There was a time when I assumed that my strong belief in this principle developed through the adversity I faced in the high school athletic experience I mentioned briefly in a previous blog post From the Athletes Perspective (http://becomingatruechampion.blogspot.com/2008/06/from-athletes-perspective.html). However, as we all grow older, and hopefully wiser, we start to reflect on the many happenings that occur throughout our life. The same is true for me, and I came to realize that it was actually my father who had planted the seed for this idea of personal ownership and responsibility. The athletic experience I had in high school was merely a situation for further growth of this seed that had been planted much earlier.
One day, when I was only about 5 years old, I remember coming in the house in tears to complain to my father that some bigger boys (of my own age) were picking on me. My dad was in the bathroom shaving as he listened to me babble through tears my complaint. Once I had finished my tearful jabber, and sympathetic requests for him to come out and take care of these guys for me, he turned to me and said “Gee, Kirk that’s terrible, what are YOU going to do about that?” I was completely taken aback by his response (since I fully expected him to come out with me) and distinctly remember, even at 5, thinking about the expectation that my father trusts and expects me to take care of this myself. I think it was at that moment that I realized, as well as a 5 year old can, that if I did not like something or wanted something, that the responsibility for taking the action needed was mine. To be completely honest, I don’t even remember what I did about the “bullies” down the block, but I most certainly remember this situation and the feelings of empowerment it left me with. It is so funny how clear some memories of early childhood experiences can be while others are just fleeting moments in time that disappear forever. This particular one certainly had an impact.
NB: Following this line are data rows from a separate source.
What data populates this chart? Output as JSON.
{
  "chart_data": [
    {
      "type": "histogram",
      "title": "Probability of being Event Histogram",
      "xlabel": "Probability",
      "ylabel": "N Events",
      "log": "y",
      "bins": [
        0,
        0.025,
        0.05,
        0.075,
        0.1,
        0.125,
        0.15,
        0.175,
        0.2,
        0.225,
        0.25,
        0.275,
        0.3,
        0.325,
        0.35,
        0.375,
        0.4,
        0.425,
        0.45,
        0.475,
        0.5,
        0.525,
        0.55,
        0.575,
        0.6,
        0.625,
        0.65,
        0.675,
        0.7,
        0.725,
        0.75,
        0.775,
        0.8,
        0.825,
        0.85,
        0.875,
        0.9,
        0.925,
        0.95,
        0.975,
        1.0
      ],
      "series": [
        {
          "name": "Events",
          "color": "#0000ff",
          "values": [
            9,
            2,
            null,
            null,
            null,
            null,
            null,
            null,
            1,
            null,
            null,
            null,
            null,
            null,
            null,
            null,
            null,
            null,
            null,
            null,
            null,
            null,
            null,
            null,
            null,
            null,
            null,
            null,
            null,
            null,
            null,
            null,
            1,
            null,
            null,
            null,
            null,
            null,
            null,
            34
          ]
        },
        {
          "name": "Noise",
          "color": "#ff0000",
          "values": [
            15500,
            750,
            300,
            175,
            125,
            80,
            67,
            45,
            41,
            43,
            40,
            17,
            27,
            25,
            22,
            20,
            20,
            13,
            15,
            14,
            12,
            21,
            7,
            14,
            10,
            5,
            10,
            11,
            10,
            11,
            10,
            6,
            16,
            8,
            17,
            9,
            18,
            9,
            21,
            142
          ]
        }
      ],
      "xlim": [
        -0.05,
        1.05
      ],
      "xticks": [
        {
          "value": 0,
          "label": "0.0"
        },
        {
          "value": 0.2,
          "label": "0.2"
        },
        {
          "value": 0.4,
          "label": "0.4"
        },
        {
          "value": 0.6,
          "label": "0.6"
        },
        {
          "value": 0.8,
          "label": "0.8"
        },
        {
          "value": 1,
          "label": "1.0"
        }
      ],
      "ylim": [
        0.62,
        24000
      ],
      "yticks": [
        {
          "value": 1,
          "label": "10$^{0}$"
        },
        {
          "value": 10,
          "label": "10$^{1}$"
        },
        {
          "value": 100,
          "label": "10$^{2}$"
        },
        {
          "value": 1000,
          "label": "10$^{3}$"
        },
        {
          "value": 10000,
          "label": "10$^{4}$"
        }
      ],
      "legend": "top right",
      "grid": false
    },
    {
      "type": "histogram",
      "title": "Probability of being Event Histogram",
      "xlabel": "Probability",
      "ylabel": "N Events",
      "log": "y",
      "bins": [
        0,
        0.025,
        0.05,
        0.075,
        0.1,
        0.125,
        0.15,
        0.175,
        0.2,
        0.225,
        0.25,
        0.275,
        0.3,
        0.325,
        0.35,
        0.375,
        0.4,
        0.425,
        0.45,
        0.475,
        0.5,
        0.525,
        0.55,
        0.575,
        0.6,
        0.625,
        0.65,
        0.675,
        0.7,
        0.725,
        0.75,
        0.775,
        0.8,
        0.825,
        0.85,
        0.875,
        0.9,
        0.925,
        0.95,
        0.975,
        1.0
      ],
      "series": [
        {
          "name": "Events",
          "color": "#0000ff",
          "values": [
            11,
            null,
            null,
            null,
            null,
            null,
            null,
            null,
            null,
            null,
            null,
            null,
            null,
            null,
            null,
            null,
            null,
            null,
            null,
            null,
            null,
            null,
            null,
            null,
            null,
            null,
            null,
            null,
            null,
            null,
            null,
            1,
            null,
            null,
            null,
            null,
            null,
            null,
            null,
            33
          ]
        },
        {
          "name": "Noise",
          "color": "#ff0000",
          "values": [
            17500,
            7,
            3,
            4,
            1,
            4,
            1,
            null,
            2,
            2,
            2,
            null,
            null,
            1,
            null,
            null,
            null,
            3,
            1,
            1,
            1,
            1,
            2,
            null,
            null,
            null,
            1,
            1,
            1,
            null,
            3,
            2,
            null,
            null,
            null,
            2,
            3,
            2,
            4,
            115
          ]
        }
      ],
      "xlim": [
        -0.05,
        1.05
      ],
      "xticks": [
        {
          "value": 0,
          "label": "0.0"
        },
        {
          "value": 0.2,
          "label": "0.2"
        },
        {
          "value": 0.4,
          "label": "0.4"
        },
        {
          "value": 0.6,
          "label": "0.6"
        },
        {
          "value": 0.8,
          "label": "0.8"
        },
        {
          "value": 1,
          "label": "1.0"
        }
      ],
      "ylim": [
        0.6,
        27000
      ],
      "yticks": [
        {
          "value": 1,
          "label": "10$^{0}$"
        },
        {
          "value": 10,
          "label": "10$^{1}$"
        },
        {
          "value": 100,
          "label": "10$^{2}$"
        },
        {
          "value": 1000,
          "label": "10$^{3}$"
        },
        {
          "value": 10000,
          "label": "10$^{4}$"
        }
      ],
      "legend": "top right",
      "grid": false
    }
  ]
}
My purpose in telling that story is just to show how the little seeds of personal responsibility can be sown at fairly young ages. The situation does not have to be as drastic as the one I experienced. In fact, any situation where it is safe for a child to engage in personal ownership, and be expected to do this with the trust and confidence of his or her parents, can help support the belief in oneself of Personal Ownership and Responsibility for Creating Athletic Success, or any success for that matter.